Thought I would add one final picture, the icing on the cake- me with the DX winning the traveling trophy, the People's Choice award for 2015 at our annual fall ride. Sent a pic to the original owner Dona, who was thrilled to see her bike being ridden and enjoyed again. Awesome grand finale to a cool story. 

(Oh yeah- Nick's Crusty Clipper came in 2nd  )

Darcie


----------



## Tim the Skid (Oct 8, 2015)

Awesome bike, great story, love the old photos! Thanks for sharing this Darcie.


----------



## RustyK (Oct 8, 2015)

Nickinator said:


> After seeing the S/N in REC's list (great job on that database REC), it does appear to have been made (at least the frame was stamped) in 1940. Must have been done right at the end of '40, beginning of '41. Question- would this year's crank be dated?
> 
> Darcie




Hey Darcie, where is this database I can't find it


----------



## Nickinator (Oct 8, 2015)

RustyK said:


> Hey Darcie, where is this database I can't find it




Don't think it's a published database Kris, I'd pm REC directly. 

Darcie


----------



## WES PINCHOT (Oct 8, 2015)

Thanks for sharing!
Its a beauty!


----------



## Dave K (Oct 8, 2015)

Amazing clean up.  Really cool bike


----------



## Larmo63 (Oct 9, 2015)

We should compare serial numbers…..I've always thought this to be a '41……I like the welded on fork safety stoppers on the frame too!


----------



## Larmo63 (Oct 9, 2015)

Schwinn DXs rule….


----------



## Nickinator (Oct 9, 2015)

Larmo63 said:


> We should compare serial numbers…..I've always thought this to be a '41……I like the welded on fork safety stoppers on the frame too!

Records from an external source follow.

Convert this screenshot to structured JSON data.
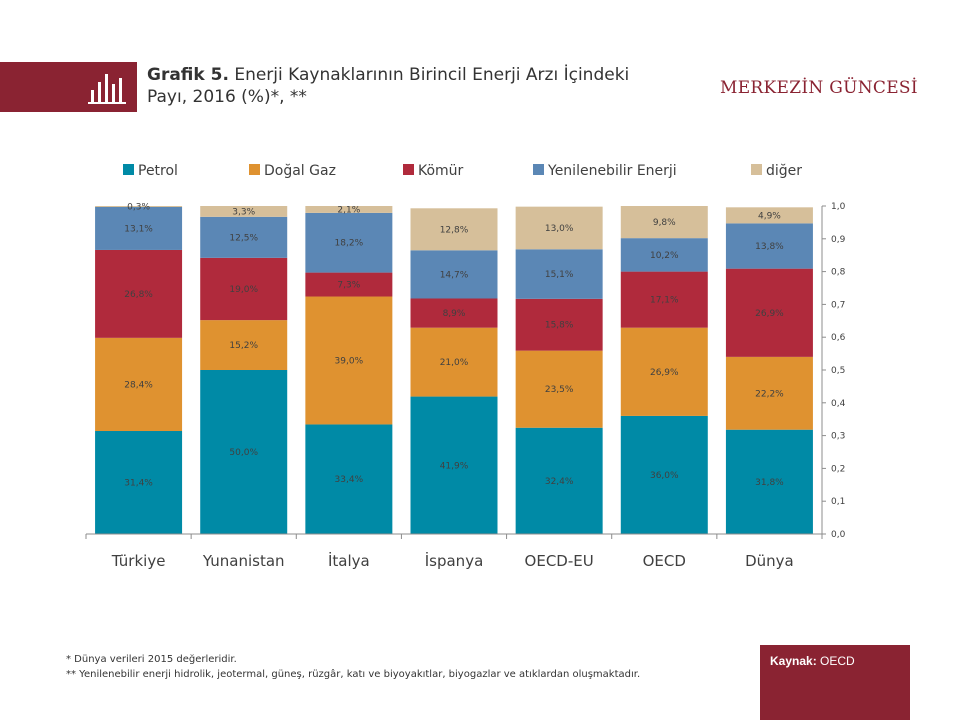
{
  "header": {
    "title_bold": "Grafik 5.",
    "title_rest": " Enerji Kaynaklarının Birincil Enerji Arzı İçindeki Payı, 2016 (%)*, **",
    "brand": "MERKEZİN GÜNCESİ",
    "icon": "bar-chart-icon"
  },
  "chart_data": {
    "type": "bar",
    "stacked": true,
    "categories": [
      "Türkiye",
      "Yunanistan",
      "İtalya",
      "İspanya",
      "OECD-EU",
      "OECD",
      "Dünya"
    ],
    "series": [
      {
        "name": "Petrol",
        "color": "#008aa6",
        "values": [
          0.314,
          0.5,
          0.334,
          0.419,
          0.324,
          0.36,
          0.318
        ],
        "labels": [
          "31,4%",
          "50,0%",
          "33,4%",
          "41,9%",
          "32,4%",
          "36,0%",
          "31,8%"
        ]
      },
      {
        "name": "Doğal Gaz",
        "color": "#df9230",
        "values": [
          0.284,
          0.152,
          0.39,
          0.21,
          0.235,
          0.269,
          0.222
        ],
        "labels": [
          "28,4%",
          "15,2%",
          "39,0%",
          "21,0%",
          "23,5%",
          "26,9%",
          "22,2%"
        ]
      },
      {
        "name": "Kömür",
        "color": "#b02a3c",
        "values": [
          0.268,
          0.19,
          0.073,
          0.089,
          0.158,
          0.171,
          0.269
        ],
        "labels": [
          "26,8%",
          "19,0%",
          "7,3%",
          "8,9%",
          "15,8%",
          "17,1%",
          "26,9%"
        ]
      },
      {
        "name": "Yenilenebilir Enerji",
        "color": "#5b87b5",
        "values": [
          0.131,
          0.125,
          0.182,
          0.147,
          0.151,
          0.102,
          0.138
        ],
        "labels": [
          "13,1%",
          "12,5%",
          "18,2%",
          "14,7%",
          "15,1%",
          "10,2%",
          "13,8%"
        ]
      },
      {
        "name": "diğer",
        "color": "#d6bf9a",
        "values": [
          0.003,
          0.033,
          0.021,
          0.128,
          0.13,
          0.098,
          0.049
        ],
        "labels": [
          "0,3%",
          "3,3%",
          "2,1%",
          "12,8%",
          "13,0%",
          "9,8%",
          "4,9%"
        ]
      }
    ],
    "ylim": [
      0,
      1.0
    ],
    "yticks": [
      "0,0",
      "0,1",
      "0,2",
      "0,3",
      "0,4",
      "0,5",
      "0,6",
      "0,7",
      "0,8",
      "0,9",
      "1,0"
    ],
    "yaxis_side": "right",
    "legend": "top",
    "grid": false
  },
  "footnotes": [
    "* Dünya verileri 2015 değerleridir.",
    "** Yenilenebilir enerji hidrolik, jeotermal, güneş, rüzgâr, katı ve biyoyakıtlar, biyogazlar ve atıklardan oluşmaktadır."
  ],
  "source": {
    "label": "Kaynak:",
    "value": " OECD"
  }
}
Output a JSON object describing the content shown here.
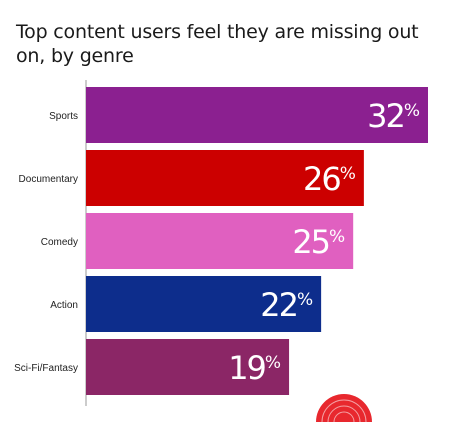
{
  "title": "Top content users feel they are missing out on, by genre",
  "chart_data": {
    "type": "bar",
    "orientation": "horizontal",
    "title": "Top content users feel they are missing out on, by genre",
    "xlabel": "",
    "ylabel": "",
    "unit": "%",
    "xlim": [
      0,
      32
    ],
    "grid": false,
    "categories": [
      "Sports",
      "Documentary",
      "Comedy",
      "Action",
      "Sci-Fi/Fantasy"
    ],
    "values": [
      32,
      26,
      25,
      22,
      19
    ],
    "colors": [
      "#8b2090",
      "#cc0000",
      "#e060c0",
      "#0d2d8c",
      "#8b2666"
    ]
  }
}
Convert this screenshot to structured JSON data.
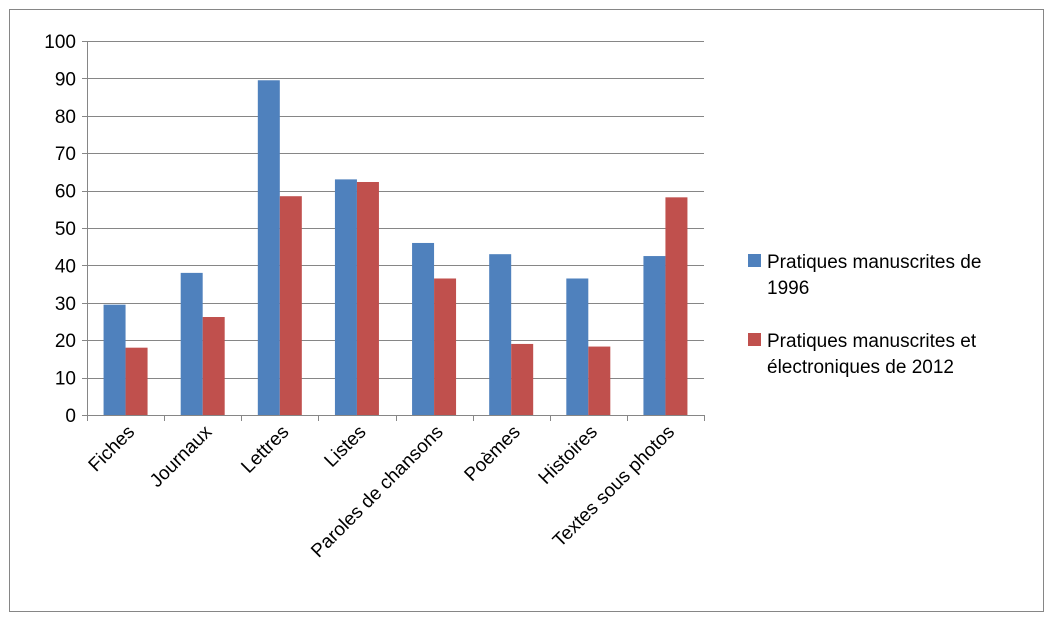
{
  "chart_data": {
    "type": "bar",
    "title": "",
    "xlabel": "",
    "ylabel": "",
    "categories": [
      "Fiches",
      "Journaux",
      "Lettres",
      "Listes",
      "Paroles de chansons",
      "Poèmes",
      "Histoires",
      "Textes sous photos"
    ],
    "series": [
      {
        "name": "Pratiques manuscrites de 1996",
        "legend_lines": [
          "Pratiques manuscrites de",
          "1996"
        ],
        "color": "#4F81BD",
        "values": [
          29.5,
          38,
          89.5,
          63,
          46,
          43,
          36.5,
          42.5
        ]
      },
      {
        "name": "Pratiques manuscrites et électroniques de 2012",
        "legend_lines": [
          "Pratiques manuscrites et",
          "électroniques de 2012"
        ],
        "color": "#C0504D",
        "values": [
          18,
          26.2,
          58.5,
          62.3,
          36.5,
          19,
          18.3,
          58.2
        ]
      }
    ],
    "ylim": [
      0,
      100
    ],
    "yticks": [
      "0",
      "10",
      "20",
      "30",
      "40",
      "50",
      "60",
      "70",
      "80",
      "90",
      "100"
    ],
    "ytick_values": [
      0,
      10,
      20,
      30,
      40,
      50,
      60,
      70,
      80,
      90,
      100
    ],
    "grid": true,
    "gridline_color": "#868686",
    "legend_position": "right"
  }
}
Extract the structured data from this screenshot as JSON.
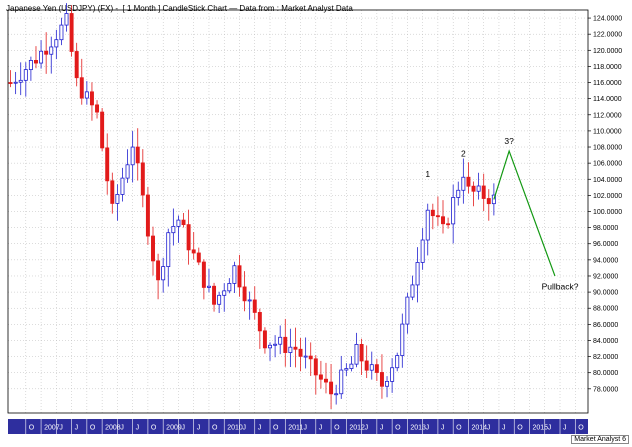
{
  "chart_data": {
    "type": "candlestick",
    "title": "Japanese Yen (USDJPY) (FX) -  [ 1 Month ] CandleStick Chart — Data from : Market Analyst Data",
    "brand": "Market Analyst 6",
    "ylim": [
      75.0,
      125.0
    ],
    "y_ticks": [
      "78.0000",
      "80.0000",
      "82.0000",
      "84.0000",
      "86.0000",
      "88.0000",
      "90.0000",
      "92.0000",
      "94.0000",
      "96.0000",
      "98.0000",
      "100.0000",
      "102.0000",
      "104.0000",
      "106.0000",
      "108.0000",
      "110.0000",
      "112.0000",
      "114.0000",
      "116.0000",
      "118.0000",
      "120.0000",
      "122.0000",
      "124.0000"
    ],
    "x_start": "2006-07",
    "x_end": "2015-12",
    "x_ticks": [
      {
        "label": "O",
        "date": "2006-10"
      },
      {
        "label": "2007",
        "date": "2007-01"
      },
      {
        "label": "J",
        "date": "2007-04"
      },
      {
        "label": "J",
        "date": "2007-07"
      },
      {
        "label": "O",
        "date": "2007-10"
      },
      {
        "label": "2008",
        "date": "2008-01"
      },
      {
        "label": "J",
        "date": "2008-04"
      },
      {
        "label": "J",
        "date": "2008-07"
      },
      {
        "label": "O",
        "date": "2008-10"
      },
      {
        "label": "2009",
        "date": "2009-01"
      },
      {
        "label": "J",
        "date": "2009-04"
      },
      {
        "label": "J",
        "date": "2009-07"
      },
      {
        "label": "O",
        "date": "2009-10"
      },
      {
        "label": "2010",
        "date": "2010-01"
      },
      {
        "label": "J",
        "date": "2010-04"
      },
      {
        "label": "J",
        "date": "2010-07"
      },
      {
        "label": "O",
        "date": "2010-10"
      },
      {
        "label": "2011",
        "date": "2011-01"
      },
      {
        "label": "J",
        "date": "2011-04"
      },
      {
        "label": "J",
        "date": "2011-07"
      },
      {
        "label": "O",
        "date": "2011-10"
      },
      {
        "label": "2012",
        "date": "2012-01"
      },
      {
        "label": "J",
        "date": "2012-04"
      },
      {
        "label": "J",
        "date": "2012-07"
      },
      {
        "label": "O",
        "date": "2012-10"
      },
      {
        "label": "2013",
        "date": "2013-01"
      },
      {
        "label": "J",
        "date": "2013-04"
      },
      {
        "label": "J",
        "date": "2013-07"
      },
      {
        "label": "O",
        "date": "2013-10"
      },
      {
        "label": "2014",
        "date": "2014-01"
      },
      {
        "label": "J",
        "date": "2014-04"
      },
      {
        "label": "J",
        "date": "2014-07"
      },
      {
        "label": "O",
        "date": "2014-10"
      },
      {
        "label": "2015",
        "date": "2015-01"
      },
      {
        "label": "J",
        "date": "2015-04"
      },
      {
        "label": "J",
        "date": "2015-07"
      },
      {
        "label": "O",
        "date": "2015-10"
      }
    ],
    "anchors": [
      [
        "2006-07",
        116.0
      ],
      [
        "2006-12",
        119.0
      ],
      [
        "2007-06",
        123.5
      ],
      [
        "2007-08",
        116.0
      ],
      [
        "2007-12",
        112.0
      ],
      [
        "2008-03",
        100.0
      ],
      [
        "2008-07",
        108.5
      ],
      [
        "2008-12",
        91.0
      ],
      [
        "2009-02",
        97.5
      ],
      [
        "2009-04",
        99.0
      ],
      [
        "2009-11",
        88.5
      ],
      [
        "2010-03",
        93.0
      ],
      [
        "2010-09",
        84.0
      ],
      [
        "2011-03",
        83.0
      ],
      [
        "2011-10",
        77.5
      ],
      [
        "2012-02",
        81.0
      ],
      [
        "2012-03",
        82.5
      ],
      [
        "2012-08",
        78.5
      ],
      [
        "2012-11",
        82.5
      ],
      [
        "2013-05",
        100.5
      ],
      [
        "2013-08",
        97.5
      ],
      [
        "2013-12",
        105.0
      ],
      [
        "2014-01",
        102.5
      ],
      [
        "2014-05",
        101.8
      ],
      [
        "2014-06",
        101.5
      ]
    ],
    "annotations": [
      {
        "label": "1",
        "date": "2013-05",
        "value": 104.3
      },
      {
        "label": "2",
        "date": "2013-12",
        "value": 106.8
      },
      {
        "label": "3?",
        "date": "2014-09",
        "value": 108.4
      },
      {
        "label": "Pullback?",
        "date": "2015-07",
        "value": 90.3
      }
    ],
    "projection": [
      [
        "2014-06",
        101.5
      ],
      [
        "2014-09",
        107.5
      ],
      [
        "2015-06",
        92.0
      ]
    ],
    "colors": {
      "up": "#1f1fd0",
      "down": "#e21b1b",
      "projection": "#139913",
      "grid": "#b8b8b8",
      "axis_bg": "#2e2e9e"
    }
  }
}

I noted our S/N in the first post, and according to the S/N info REC has complied, our S/N appears to be a very late 40- if I remember correctly there were just a couple 40's with a bit higher #s. This one obviously got some '41 parts- I know Schwinn wasn't waiting till the stroke of midnight Dec 31st to start using them lol  

What is your S/N?

Darcie


----------



## Obi-Wan Schwinnobi (Oct 9, 2015)

Larmo63 said:


> We should compare serial numbers…..I've always thought this to be a '41……I like the welded on fork safety stoppers on the frame too!



Yeah yours is 1941...

Sent from my SM-G920V using Tapatalk


----------



## dave429 (Nov 5, 2015)

Glad you were able to give it a good home! Thanks for the great story and for sharing your find!


----------



## Larmo63 (Nov 14, 2015)

Sorry Darcie, I just saw this….

My serial # Is G70160

Oh, I just installed a Whizzer spring in the springer. WAY better!!!!


----------



## Nickinator (Nov 27, 2015)

Larmo63 said:


> Sorry Darcie, I just saw this….
> 
> My serial # Is G70160
> 
> Oh, I just installed a Whizzer spring in the springer. WAY better!!!!




Great idea, ours could use that too!

Darcie


----------